前田よ!

http://www.iza.ne.jp/news/newsarticle/sports/81352/

若き日には、夢があった。前田智を獲得した村上スカウトが明かす。「行けるときが来たら、ぜひ大リーグに行ってみたいんです…と、あいつはいっていたんだよ」。

 前田智徳が二千本安打達成。前田についてはいくらでも語ることがあるだろうから、それらについてあえて語ることもない……。
 現在の、前田だ。印象的だったのは、深夜のスポーツうるぐす。生出演の前田に、江川卓は次のような質問をした。「前田さんに憧れて野球をする子どもたちも多いと思います。もしも子どもたちに、バッティングのコツを教えるとしたら、なんと言いますか?」……単にバッティングのコツを聞いても答えるはずがない。そこで、子どもをだしにする江川の如才なさ、見事な質問だ。これに前田がどう答えたか(引用形式にするけれど、正確な聞き書きではなくて大意です)。

 自分が教わりたいくらい。
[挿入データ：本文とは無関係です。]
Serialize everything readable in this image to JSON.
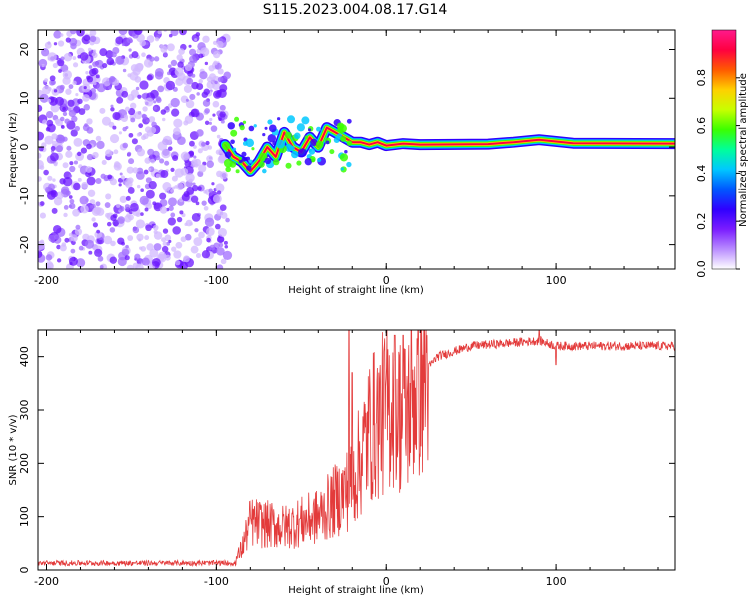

子どもたちと手をつないで聞きに行きます。

 これには泣けた。求道者の「道」は答えそのものでなく、やはり「道」そのものなのか。もしも道を求める子がいれば、手をつないで道を行くという。世の中の一握りの資質に恵まれた人間しかなれないプロ野球選手。その中にあって、さらに天才と言われる男の真髄。前田の前に前田なく、前田の後に前田無し。いや、前田が道を求める限り、同じ道を求める後人も出てくるだろう。
 願はくは、前田の道のりを一打席でも長く見られますように。第二、第三の前田が、早くカープに現れますように(選手名鑑上のコメントでなしに!)。